2D projected artwork reflects Māori and Pākeha cultures

  • Auckland

Johnson Witehira has put the fun back in NZ history by creating a 2D projected video artwork  that is influenced by his own identity.

Witehira says, "Nearly all of my mahi is a conversation about being half-caste so that’s why I did produce these two art works one being Māori and one being Pākeha and up until now my art works have always been about resolving that identity."

The 2D artwork forces the characters to overcome challenges. The Māori character hunts animals in order to survive. The missionary tames the Māori by striking them with a holy bible. Its content he says is not intended to offend.

He says, "When we arrived all those things are all history and I guess for some people if your offended maybe you just don’t want to accept that they’re part of our history, Pākeha history, Māori history that aren’t that nice but we need to reflect on those things I think as well."
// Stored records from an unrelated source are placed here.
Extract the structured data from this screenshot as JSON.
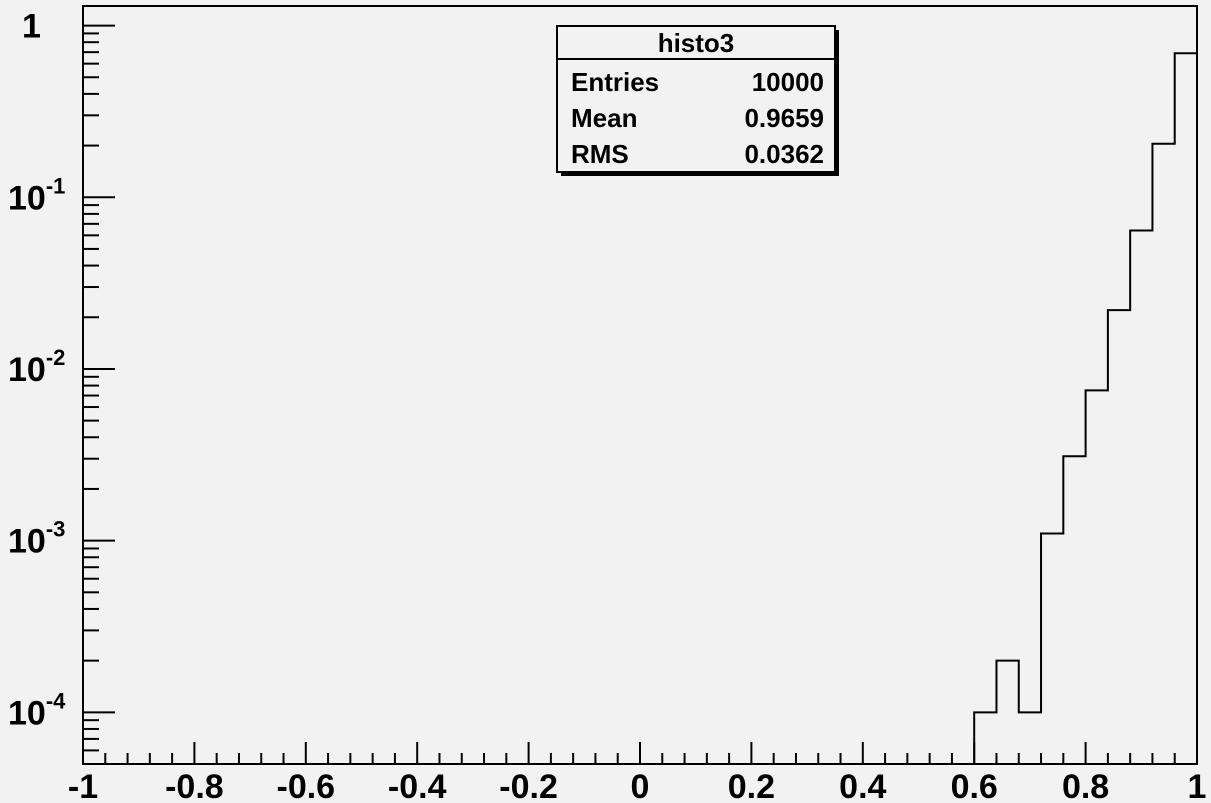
{
  "chart_data": {
    "type": "histogram",
    "y_scale": "log",
    "xlim": [
      -1,
      1
    ],
    "ylim": [
      5e-05,
      1.3
    ],
    "bin_width": 0.04,
    "x_ticks": [
      {
        "value": -1,
        "label": "-1"
      },
      {
        "value": -0.8,
        "label": "-0.8"
      },
      {
        "value": -0.6,
        "label": "-0.6"
      },
      {
        "value": -0.4,
        "label": "-0.4"
      },
      {
        "value": -0.2,
        "label": "-0.2"
      },
      {
        "value": 0,
        "label": "0"
      },
      {
        "value": 0.2,
        "label": "0.2"
      },
      {
        "value": 0.4,
        "label": "0.4"
      },
      {
        "value": 0.6,
        "label": "0.6"
      },
      {
        "value": 0.8,
        "label": "0.8"
      },
      {
        "value": 1,
        "label": "1"
      }
    ],
    "y_ticks": [
      {
        "value": 1,
        "base": "1",
        "exp": ""
      },
      {
        "value": 0.1,
        "base": "10",
        "exp": "-1"
      },
      {
        "value": 0.01,
        "base": "10",
        "exp": "-2"
      },
      {
        "value": 0.001,
        "base": "10",
        "exp": "-3"
      },
      {
        "value": 0.0001,
        "base": "10",
        "exp": "-4"
      }
    ],
    "bins": [
      {
        "x0": 0.6,
        "x1": 0.64,
        "y": 0.0001
      },
      {
        "x0": 0.64,
        "x1": 0.68,
        "y": 0.0002
      },
      {
        "x0": 0.68,
        "x1": 0.72,
        "y": 0.0001
      },
      {
        "x0": 0.72,
        "x1": 0.76,
        "y": 0.0011
      },
      {
        "x0": 0.76,
        "x1": 0.8,
        "y": 0.0031
      },
      {
        "x0": 0.8,
        "x1": 0.84,
        "y": 0.0075
      },
      {
        "x0": 0.84,
        "x1": 0.88,
        "y": 0.022
      },
      {
        "x0": 0.88,
        "x1": 0.92,
        "y": 0.064
      },
      {
        "x0": 0.92,
        "x1": 0.96,
        "y": 0.205
      },
      {
        "x0": 0.96,
        "x1": 1.0,
        "y": 0.69
      }
    ],
    "stats_box": {
      "title": "histo3",
      "rows": [
        {
          "label": "Entries",
          "value": "10000"
        },
        {
          "label": "Mean",
          "value": "0.9659"
        },
        {
          "label": "RMS",
          "value": "0.0362"
        }
      ]
    },
    "grid": false,
    "colors": {
      "background": "#f2f2f2",
      "line": "#000000"
    }
  }
}
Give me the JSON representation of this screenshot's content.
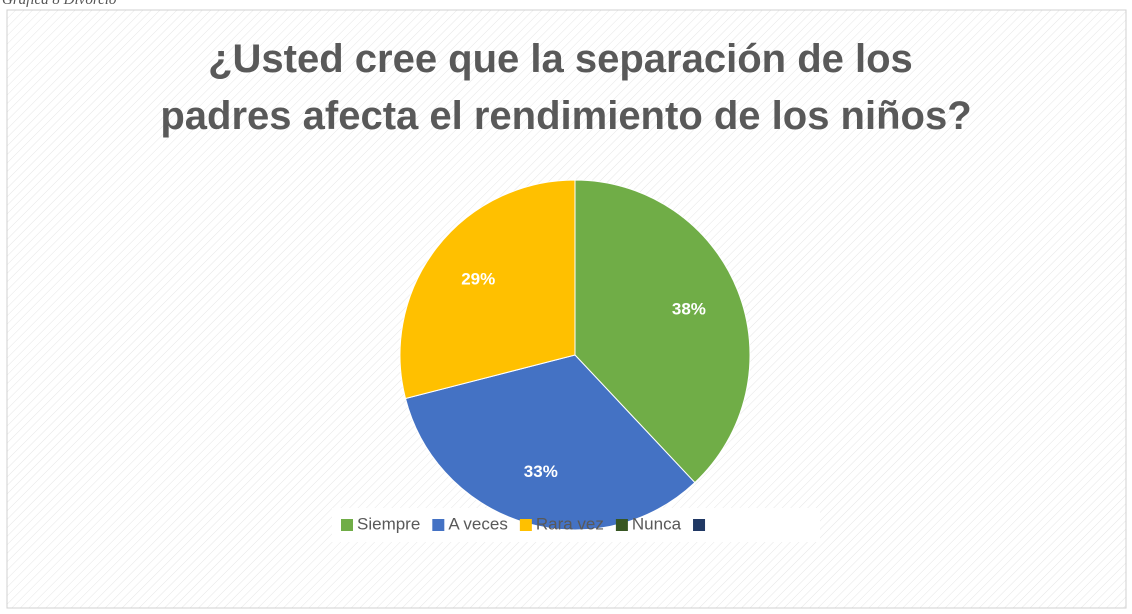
{
  "caption": "Gráfica 8 Divorcio",
  "chart_data": {
    "type": "pie",
    "title": "¿Usted cree que la separación de los padres afecta el rendimiento de los niños?",
    "categories": [
      "Siempre",
      "A veces",
      "Rara vez",
      "Nunca",
      null
    ],
    "values": [
      38,
      33,
      29,
      0,
      0
    ],
    "value_labels": [
      "38%",
      "33%",
      "29%",
      null,
      null
    ],
    "colors": [
      "#70ad47",
      "#4472c4",
      "#ffc000",
      "#375623",
      "#203864"
    ],
    "legend": "bottom"
  }
}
The idea may strike a chord with some people, but Witehira says Māori knowledge experts, curators and artists from various platforms were consulted about the idea.

"No one ever said that it's a terrible idea or why you’re doing it.  I might still get a response like that and that's fine, that's art.  If people respond to it like that it's kei te pai."

Witehira is unsure of the message he's hoping to achieve, but he is allowing his work to speak for itself.

"One of the main reasons I use video games in this mahi is that it connects an audience with people who I think are interested in art so video games opens up this audience, not just Māori but Pākeha as well to come and connect with art in a different way."

Half Blood will premiere tonight at the Objectspace Gallery in Ponsonby, Auckland, and will be taken to Gisborne during the summer.